Ist KI in der Marktforschung ein revolutionärer Umbruch?

Nein, für uns ist es eine Evolution. KI bietet viele spannende Möglichkeiten, aber in der Marktforschung braucht es nach wie vor fundiertes Fachwissen und menschliche Expertise – gerade, wenn es um die Erforschung psychologischer Phänomene und Entscheidungsverhalten geht. Hier reichen rein algorithmische Modelle nicht aus. Es braucht durchdachte Methoden, die nicht nur technisch funktionieren, sondern auch vom Anwendenden verstanden, eingeordnet und sinnvoll eingesetzt bzw. auch kombiniert werden können. Zudem arbeiten wir bei Interrogare auch nicht mit synthetischen Probanden.

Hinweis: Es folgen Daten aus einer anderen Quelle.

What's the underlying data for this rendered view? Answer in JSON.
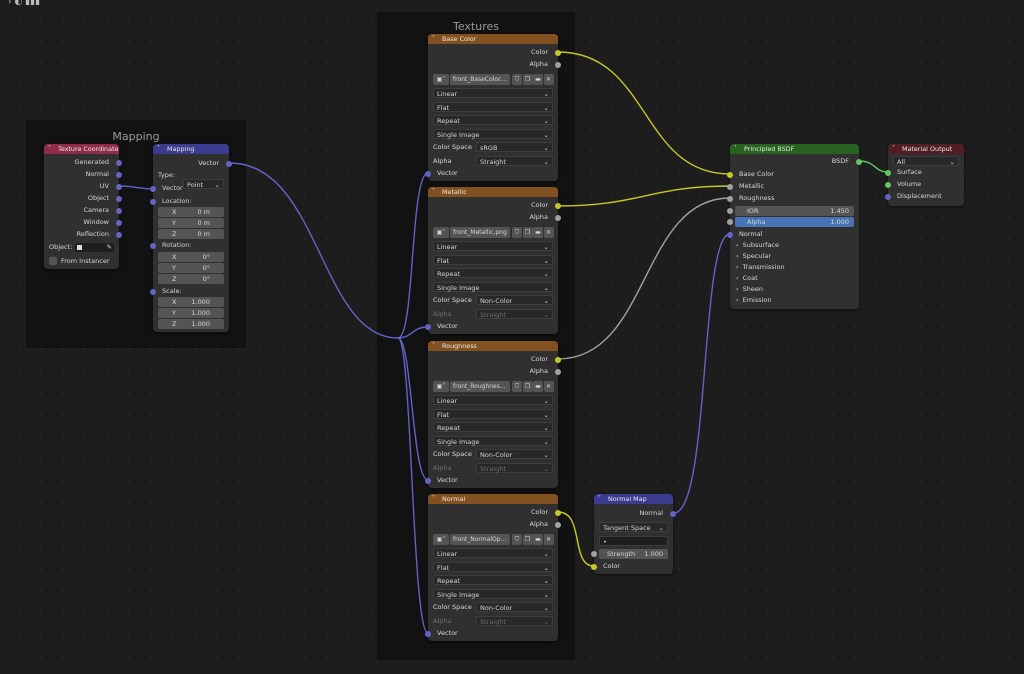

Denn eine KI entscheidet vollkommen anders als ein Mensch – nämlich rein rational, konsistent und auf Basis vollständiger Information. Menschen hingegen handeln zum Großteil unbewusst, emotional und aus ihren ganz persönlichen Erfahrungen heraus. Das betrifft zum Beispiel ihr Markengedächtnis oder implizite Präferenzen. Diese menschlichen Faktoren lassen sich durch KI – vielleicht noch – nicht einfach simulieren.
Was wir aber tun: Wir nutzen das Beste aus beiden Welten. Denn unsere zweite große KI-Anwendung, die wir derzeit realisieren, entwickelt auf Basis realer Studienergebnisse einzelner Menschen sogenannte „Quelleninformierte Persona-Avatare“ (Qupas). Sie ermöglichen es unseren Kundinnen und Kunden, nach Abschluss einer Studie weiterführende Gespräche mit einem Avatar zu führen – basierend auf echten Daten, nicht synthetischen. So können Ergebnisse greifbarer und lebendiger gemacht werden – ohne dabei auf belastbare wissenschaftliche Grundlagen zu verzichten. Und man kann Themen vertiefen, die man vor Beginn der Studie noch gar nicht auf dem Schirm hatte. Natürlich steht auch beim Einsatz solcher Tools für uns immer der Datenschutz im Fokus. Als Marktforschungsinstitut ist das für uns selbstverständlich und nicht verhandelbar.

Wann nutzen Sie selbst KI-Anwendungen?

Ich nutze sehr häufig mein eigenes Custom GPT – eine kleine, digitale Version von mir selbst, die ich mit meinem Stil und meinem Charakter „gefüttert“ habe (lacht). Besonders bei Zusammenfassungen längerer Texte ist das eine große Hilfe und spart viel Zeit. Grundsätzlich finde ich es unglaublich spannend, was da gerade alles passiert – und freue mich, in all unseren KI-Entwicklungen aktiv mitwirken zu können. Gerade auch mit Blick auf meine zukünftige Rolle in der Geschäftsführung ist es mir wichtig, dieses zentrale Zukunftsthema im Blick zu haben und auf oberster Ebene mitzugestalten.